Sean Rigg died in police custody in 2008. He was a young black man with serious mental illness. In response to this tragedy Lambeth Council created the Black Health and Wellbeing Commission and their recommendations have informed one of the most ambitious and challenging pieces of work I have undertaken at Lambeth: Black Thrive.

Black Thrive is a partnership between local health organisations and the African Caribbean communities. We are working at redesigning our community and crisis mental health services, working with children to promote their understanding of mental wellbeing, building networks of community connectors and reducing the use of restraint in hospital.

A lot of my work involves working with our public health team to review the impact of policy changes at a population level. For example, we know from our data that amongst the 430,000 people registered with GPs in Lambeth there are over ten thousand who have three or more long-term conditions. It’s well known that, as people get older, they are more likely to develop multiple conditions, but in Lambeth this tends to happen earlier in people’s lives.
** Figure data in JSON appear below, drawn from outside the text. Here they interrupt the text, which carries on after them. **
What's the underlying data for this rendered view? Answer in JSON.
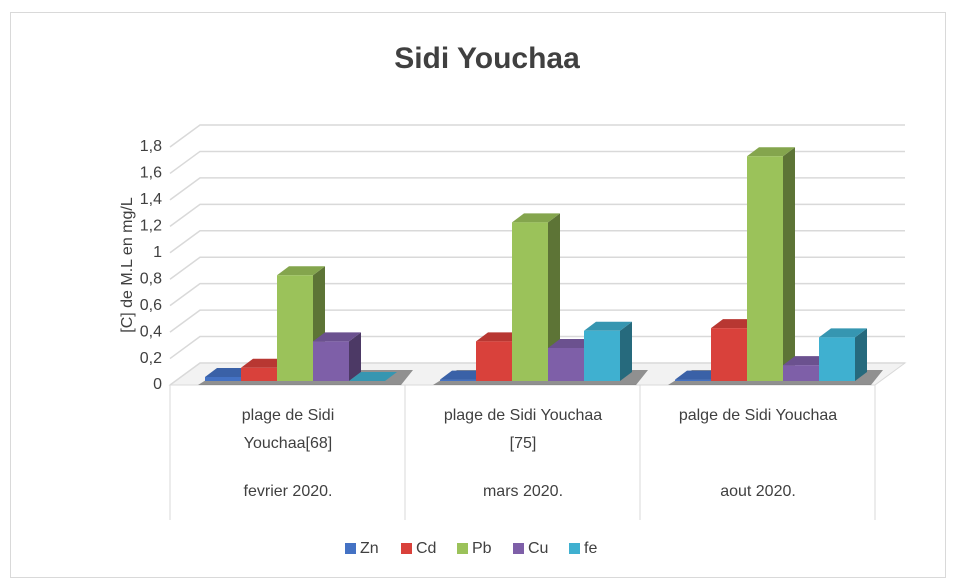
{
  "chart_data": {
    "type": "bar3d",
    "title": "Sidi Youchaa",
    "y_label": "[C] de M.L en mg/L",
    "categories": [
      "plage de Sidi Youchaa[68]",
      "plage de Sidi Youchaa [75]",
      "palge de Sidi Youchaa"
    ],
    "category_groups": [
      "fevrier 2020.",
      "mars 2020.",
      "aout 2020."
    ],
    "series": [
      {
        "name": "Zn",
        "color": "#4472c4",
        "values": [
          0.03,
          0.01,
          0.01
        ]
      },
      {
        "name": "Cd",
        "color": "#d9413b",
        "values": [
          0.1,
          0.3,
          0.4
        ]
      },
      {
        "name": "Pb",
        "color": "#9bc25a",
        "values": [
          0.8,
          1.2,
          1.7
        ]
      },
      {
        "name": "Cu",
        "color": "#7e5fa8",
        "values": [
          0.3,
          0.25,
          0.12
        ]
      },
      {
        "name": "fe",
        "color": "#3fb0d0",
        "values": [
          0,
          0.38,
          0.33
        ]
      }
    ],
    "ylim": [
      0,
      1.8
    ],
    "yticks": [
      0,
      {
        "value": 0.2,
        "label": "0,2"
      },
      {
        "value": 0.4,
        "label": "0,4"
      },
      {
        "value": 0.6,
        "label": "0,6"
      },
      {
        "value": 0.8,
        "label": "0,8"
      },
      1,
      {
        "value": 1.2,
        "label": "1,2"
      },
      {
        "value": 1.4,
        "label": "1,4"
      },
      {
        "value": 1.6,
        "label": "1,6"
      },
      {
        "value": 1.8,
        "label": "1,8"
      }
    ],
    "grid": true
  }
}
Lambeth has a diverse population and people from African Caribbean and South Asian communities are more likely to be diagnosed with blood pressure, diabetes and serious mental illness. This is driven not least by poverty and its impact on the social determinants of health. While Lambeth has high levels of employment, our long-term unemployed residents are often people with mental illness and disabilities – particularly musculo-skeletal conditions such as back pain. At a recent meeting of the Taskforce on Multiple Conditions I was struck by one participant’s description of the way in which their working life had been cut short – long before the average age of retirement – by the demands of health appointments and the impact of medication. An individual’s story, but one supported by evidence from a range of research.
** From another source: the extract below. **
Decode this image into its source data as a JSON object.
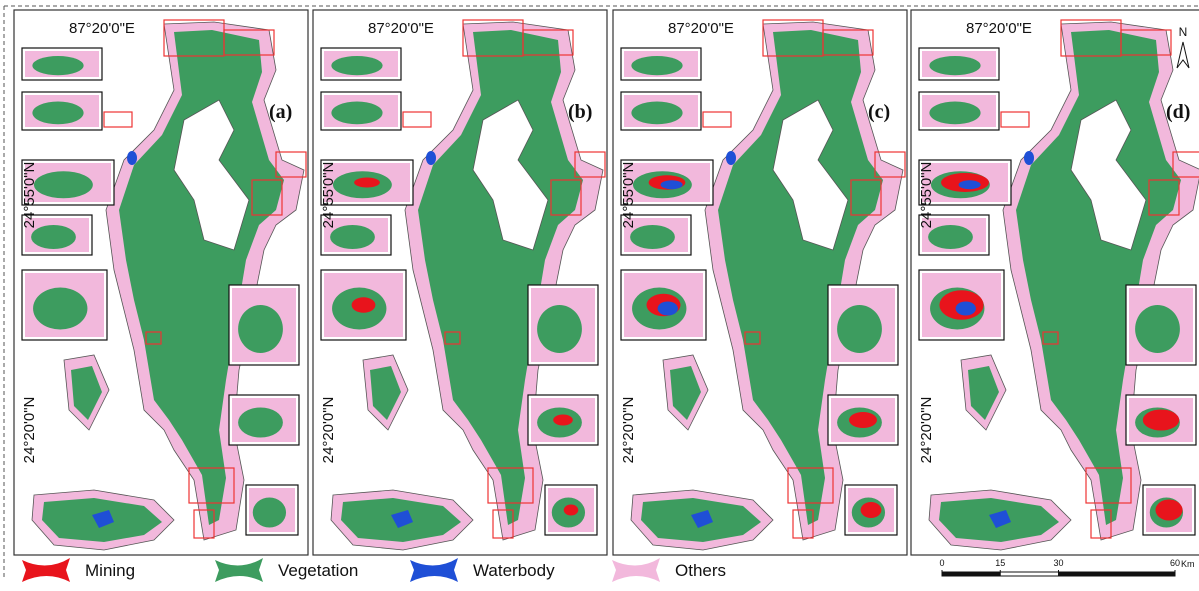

We are working with GP and community services to identify those living with long-term conditions and inviting people to work with GPs and other health services, social care and the voluntary sector to work out how we can provide the services that matter to them. We want to tailor our approach to meet their personal circumstances and to support them, their families and carers appropriately.

These issues can only be fully addressed by working across the whole council. We are challenging ourselves to think more broadly about aligning health and council resources – bringing together money, knowledge and expertise. Lambeth is developing a “health in all policies” approach so that all our work is supporting the health and wellbeing of local people. Drawing together issues such as housing (in Lambeth we have over twenty thousand people on the waiting list for council housing), the regeneration of the built environment, air pollution, planning decisions (for example in licensing) and employment we can build health into all our work.

What motivates me most are the stories of individual people and staff members who are frustrated and badly served and finding solutions for them. What gives me real satisfaction is hearing that the changes I have promoted or supported have made a lasting impact we can have on people’s lives by making good choices in health and social care commissioning.